Le ministre se tut pendant un moment.

— Avant peu, reprit-il, j’aurai trois places vacantes au tribunal de première instance et à la cour impériale de Paris, venez alors me voir, et choisissez celle qui vous conviendra. Jusque-là travaillez, mais ne vous présentez point à mes audiences. D’abord, je suis accablé de travail ; puis vos concurrents devineraient vos intentions et pourraient vous nuire auprès du patron. Cambacérès et moi en ne vous disant pas un mot ce soir, nous vous avons garanti des dangers de la faveur.

Au moment où le ministre acheva ces derniers mots, la voiture s’arrêtait sur le quai des Augustins, le jeune avocat remercia son généreux protecteur avec une effusion de cœur assez vive des deux places qu’il lui avait accordées, et se mit à frapper rudement à la porte, car la bise sifflait avec rigueur sur ses mollets.
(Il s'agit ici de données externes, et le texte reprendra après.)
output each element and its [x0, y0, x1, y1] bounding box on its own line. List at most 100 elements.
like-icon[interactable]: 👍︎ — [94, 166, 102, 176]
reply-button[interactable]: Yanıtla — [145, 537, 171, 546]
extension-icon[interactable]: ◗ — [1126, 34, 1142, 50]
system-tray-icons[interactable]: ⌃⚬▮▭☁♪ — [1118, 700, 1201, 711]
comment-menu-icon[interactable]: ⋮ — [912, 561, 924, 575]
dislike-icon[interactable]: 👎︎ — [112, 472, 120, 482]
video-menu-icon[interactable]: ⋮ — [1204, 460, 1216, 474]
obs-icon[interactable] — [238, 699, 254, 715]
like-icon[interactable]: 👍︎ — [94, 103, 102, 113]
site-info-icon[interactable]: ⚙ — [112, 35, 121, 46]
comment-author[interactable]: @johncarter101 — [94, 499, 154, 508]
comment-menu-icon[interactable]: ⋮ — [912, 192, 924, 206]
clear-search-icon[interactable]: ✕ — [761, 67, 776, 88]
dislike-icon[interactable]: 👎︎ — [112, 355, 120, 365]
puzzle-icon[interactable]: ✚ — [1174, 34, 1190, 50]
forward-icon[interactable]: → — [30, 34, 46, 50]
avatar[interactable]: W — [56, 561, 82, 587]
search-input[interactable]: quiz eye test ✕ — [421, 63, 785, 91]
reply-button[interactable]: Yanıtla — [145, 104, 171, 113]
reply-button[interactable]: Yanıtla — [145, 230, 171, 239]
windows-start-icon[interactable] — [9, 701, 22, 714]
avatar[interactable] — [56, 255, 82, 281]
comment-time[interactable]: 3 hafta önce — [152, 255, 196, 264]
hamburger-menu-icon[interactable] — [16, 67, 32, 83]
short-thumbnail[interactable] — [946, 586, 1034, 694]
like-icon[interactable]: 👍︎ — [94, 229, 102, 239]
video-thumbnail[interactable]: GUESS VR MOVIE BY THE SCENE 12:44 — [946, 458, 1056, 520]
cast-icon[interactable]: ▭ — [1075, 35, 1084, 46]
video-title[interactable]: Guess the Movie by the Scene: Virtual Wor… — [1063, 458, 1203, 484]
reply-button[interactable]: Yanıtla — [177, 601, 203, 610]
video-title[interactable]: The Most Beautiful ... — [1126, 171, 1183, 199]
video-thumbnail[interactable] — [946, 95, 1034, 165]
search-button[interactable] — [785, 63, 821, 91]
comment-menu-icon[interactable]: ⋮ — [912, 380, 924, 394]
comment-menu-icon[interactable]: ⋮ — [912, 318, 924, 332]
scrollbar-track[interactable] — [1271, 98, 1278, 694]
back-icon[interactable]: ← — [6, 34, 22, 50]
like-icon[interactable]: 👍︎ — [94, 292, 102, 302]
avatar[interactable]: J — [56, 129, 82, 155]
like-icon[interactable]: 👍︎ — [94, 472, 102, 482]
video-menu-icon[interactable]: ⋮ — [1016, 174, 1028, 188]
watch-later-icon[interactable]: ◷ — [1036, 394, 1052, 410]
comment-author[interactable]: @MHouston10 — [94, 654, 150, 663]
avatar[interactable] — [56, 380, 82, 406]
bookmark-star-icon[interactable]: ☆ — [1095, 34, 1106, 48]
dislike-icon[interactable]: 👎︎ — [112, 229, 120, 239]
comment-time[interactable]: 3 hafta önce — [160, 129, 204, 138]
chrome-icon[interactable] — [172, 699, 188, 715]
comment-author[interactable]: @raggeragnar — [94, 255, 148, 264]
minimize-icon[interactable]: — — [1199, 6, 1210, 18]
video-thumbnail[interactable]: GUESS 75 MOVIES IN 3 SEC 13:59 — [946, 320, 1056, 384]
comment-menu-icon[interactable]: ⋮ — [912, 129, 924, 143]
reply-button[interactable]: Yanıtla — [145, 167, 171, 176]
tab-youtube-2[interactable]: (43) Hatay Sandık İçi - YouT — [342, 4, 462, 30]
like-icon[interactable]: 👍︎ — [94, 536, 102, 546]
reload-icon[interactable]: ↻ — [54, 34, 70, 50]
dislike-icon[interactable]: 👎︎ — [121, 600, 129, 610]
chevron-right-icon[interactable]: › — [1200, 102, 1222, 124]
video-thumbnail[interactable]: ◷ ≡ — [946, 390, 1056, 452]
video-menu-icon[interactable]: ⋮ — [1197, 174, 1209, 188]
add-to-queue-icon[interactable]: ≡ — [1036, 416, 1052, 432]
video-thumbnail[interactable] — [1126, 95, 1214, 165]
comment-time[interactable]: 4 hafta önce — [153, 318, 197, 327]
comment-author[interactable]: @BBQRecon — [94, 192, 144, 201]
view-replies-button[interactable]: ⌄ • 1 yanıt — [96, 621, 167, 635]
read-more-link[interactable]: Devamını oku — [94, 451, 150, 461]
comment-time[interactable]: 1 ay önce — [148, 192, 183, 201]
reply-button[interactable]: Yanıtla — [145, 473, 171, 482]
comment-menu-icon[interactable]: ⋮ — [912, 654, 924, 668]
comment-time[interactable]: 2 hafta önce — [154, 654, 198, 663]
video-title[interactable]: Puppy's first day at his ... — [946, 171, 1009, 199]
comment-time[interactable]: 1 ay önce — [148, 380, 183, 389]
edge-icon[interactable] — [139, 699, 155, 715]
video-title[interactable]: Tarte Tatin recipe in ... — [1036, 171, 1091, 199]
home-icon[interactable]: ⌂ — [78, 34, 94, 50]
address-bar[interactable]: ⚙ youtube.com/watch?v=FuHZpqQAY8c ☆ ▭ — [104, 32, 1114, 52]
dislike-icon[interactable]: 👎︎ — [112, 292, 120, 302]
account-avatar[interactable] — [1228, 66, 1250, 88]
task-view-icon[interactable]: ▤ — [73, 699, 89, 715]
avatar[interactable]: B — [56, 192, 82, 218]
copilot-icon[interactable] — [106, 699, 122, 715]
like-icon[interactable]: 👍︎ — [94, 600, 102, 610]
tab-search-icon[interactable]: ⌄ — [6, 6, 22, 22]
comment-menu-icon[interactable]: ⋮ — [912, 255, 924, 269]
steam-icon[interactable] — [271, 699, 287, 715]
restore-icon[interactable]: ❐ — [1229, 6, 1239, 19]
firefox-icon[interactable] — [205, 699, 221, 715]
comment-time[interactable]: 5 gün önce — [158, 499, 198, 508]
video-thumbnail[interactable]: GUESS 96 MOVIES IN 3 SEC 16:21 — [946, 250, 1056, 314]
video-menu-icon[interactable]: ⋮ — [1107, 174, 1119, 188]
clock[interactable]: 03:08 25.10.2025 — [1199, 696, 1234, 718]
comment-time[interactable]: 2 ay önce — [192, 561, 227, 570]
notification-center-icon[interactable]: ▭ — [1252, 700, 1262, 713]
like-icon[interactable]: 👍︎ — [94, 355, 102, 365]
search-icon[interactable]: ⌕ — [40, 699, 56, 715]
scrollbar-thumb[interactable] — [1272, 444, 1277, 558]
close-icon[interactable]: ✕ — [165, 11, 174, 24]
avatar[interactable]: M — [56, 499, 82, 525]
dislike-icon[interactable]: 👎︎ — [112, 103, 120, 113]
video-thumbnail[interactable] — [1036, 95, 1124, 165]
Enfin un vieux portier tira le cordon, et quand l’avocat passa devant la loge : — Monsieur Granville, il y a une lettre pour vous, cria-t-il d’une voix enrouée.

Le jeune homme prit la lettre, et tâcha, malgré le froid, d’en lire l’écriture à la lueur d’un pâle réverbère dont la mèche était sur le point d’expirer.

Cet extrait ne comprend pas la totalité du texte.